Immer weniger Wohnungen

Um es kurz zu machen. Die Grünen haben die Bundesregierung gefragt. Im Jahr 2017 gab es noch 1,223 Millionen Wohnungen, bei denen eine Mietpreisbindung existiert(e). Das sind gut 46.000 Wohnungen weniger als im Jahr 2016. Im Jahr 2006 gab es mehr als doppelt so viele solcher „Sozialwohnungen“: 2,5 Millionen.

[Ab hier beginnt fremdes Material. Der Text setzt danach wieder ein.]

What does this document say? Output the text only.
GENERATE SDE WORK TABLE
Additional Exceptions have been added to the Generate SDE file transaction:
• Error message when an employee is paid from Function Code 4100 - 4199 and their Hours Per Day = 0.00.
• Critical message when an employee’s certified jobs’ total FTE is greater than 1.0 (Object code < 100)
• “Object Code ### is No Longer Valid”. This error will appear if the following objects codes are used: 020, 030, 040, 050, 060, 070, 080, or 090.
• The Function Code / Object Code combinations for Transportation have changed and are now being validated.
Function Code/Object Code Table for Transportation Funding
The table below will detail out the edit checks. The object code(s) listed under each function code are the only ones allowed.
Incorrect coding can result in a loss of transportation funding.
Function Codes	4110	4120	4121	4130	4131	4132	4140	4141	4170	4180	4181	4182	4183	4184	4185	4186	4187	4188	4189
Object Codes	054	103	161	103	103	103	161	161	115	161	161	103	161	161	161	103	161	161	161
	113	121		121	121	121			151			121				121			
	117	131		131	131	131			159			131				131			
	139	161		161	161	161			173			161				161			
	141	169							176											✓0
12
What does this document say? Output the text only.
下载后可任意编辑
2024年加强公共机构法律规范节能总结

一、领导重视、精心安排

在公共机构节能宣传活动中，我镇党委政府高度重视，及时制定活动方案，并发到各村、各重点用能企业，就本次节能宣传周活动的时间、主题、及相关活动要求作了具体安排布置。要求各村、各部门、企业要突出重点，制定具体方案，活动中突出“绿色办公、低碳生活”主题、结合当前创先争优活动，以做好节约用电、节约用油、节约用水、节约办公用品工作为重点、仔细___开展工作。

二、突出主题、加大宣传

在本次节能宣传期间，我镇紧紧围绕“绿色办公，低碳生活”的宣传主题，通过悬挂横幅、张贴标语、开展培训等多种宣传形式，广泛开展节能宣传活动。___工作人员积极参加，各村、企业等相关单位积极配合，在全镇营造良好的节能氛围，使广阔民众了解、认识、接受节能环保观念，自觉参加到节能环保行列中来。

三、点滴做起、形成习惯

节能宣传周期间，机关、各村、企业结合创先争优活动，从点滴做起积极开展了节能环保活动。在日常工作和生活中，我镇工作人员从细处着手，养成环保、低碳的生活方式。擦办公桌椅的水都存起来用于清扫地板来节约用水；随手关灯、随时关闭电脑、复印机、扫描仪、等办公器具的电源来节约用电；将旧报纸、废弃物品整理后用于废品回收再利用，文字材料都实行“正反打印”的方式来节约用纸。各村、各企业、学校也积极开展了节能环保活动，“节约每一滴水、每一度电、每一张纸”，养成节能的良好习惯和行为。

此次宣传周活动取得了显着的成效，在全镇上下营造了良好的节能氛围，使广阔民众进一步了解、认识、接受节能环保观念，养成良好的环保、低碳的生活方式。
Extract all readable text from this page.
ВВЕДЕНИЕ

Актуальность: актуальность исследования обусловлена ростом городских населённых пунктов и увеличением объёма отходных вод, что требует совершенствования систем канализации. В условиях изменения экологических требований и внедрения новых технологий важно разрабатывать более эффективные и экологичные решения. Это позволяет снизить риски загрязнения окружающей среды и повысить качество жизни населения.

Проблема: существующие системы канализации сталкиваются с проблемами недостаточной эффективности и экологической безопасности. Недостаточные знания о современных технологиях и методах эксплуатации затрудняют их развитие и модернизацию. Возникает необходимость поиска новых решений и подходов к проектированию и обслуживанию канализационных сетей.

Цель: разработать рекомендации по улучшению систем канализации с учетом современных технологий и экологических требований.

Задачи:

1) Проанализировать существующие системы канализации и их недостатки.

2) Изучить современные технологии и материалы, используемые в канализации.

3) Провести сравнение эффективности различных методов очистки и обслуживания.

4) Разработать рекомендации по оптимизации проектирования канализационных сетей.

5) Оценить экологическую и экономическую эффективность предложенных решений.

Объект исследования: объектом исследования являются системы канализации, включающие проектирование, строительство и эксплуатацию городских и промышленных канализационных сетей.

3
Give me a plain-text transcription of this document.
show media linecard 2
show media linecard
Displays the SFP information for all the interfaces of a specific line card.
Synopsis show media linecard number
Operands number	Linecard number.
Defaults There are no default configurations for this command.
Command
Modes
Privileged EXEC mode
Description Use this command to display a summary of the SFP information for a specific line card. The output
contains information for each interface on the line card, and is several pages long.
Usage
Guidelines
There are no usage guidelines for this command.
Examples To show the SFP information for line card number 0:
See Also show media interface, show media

Dafür zahlt der Bund den Ländern Geld, die Gelder sind jedoch nicht an den Zweck „Sozialwohnungen“ gebunden. Einer der Hauptgründe für die sinkende Zahl an Sozialwohnungen ist der Umstand, dass gerade große Unternehmen weniger bauen. Die „Wohngemeinnützigkeit“ gibt es seit 1990 nicht mehr. Die hatte dafür gesorgt, dass solche Unternehmen Steuervorteile genossen, sofern sie sich an bestimmte Rahmenbedingungen hielten und als gemeinnützig anerkannt waren.

Der Mieterbund hat Angaben des „Manager Magazins“ zufolge errechnet, es bräuchte jährlich gut 80.000 neu errichteter Sozialwohnungen. 2017 wurden 26.231 dieser Wohnungen gebaut, 2016 noch gut 24.550, also tatsächlich weniger. Aber weit zu wenig – und das trotz unvergleichlich günstiger Zinsen.

Die Situation wird sich verschärfen, sollten die Zinsen eines Tages gegen den Willen der Regierungen in der Euro-Zone wieder marktgerecht steigen.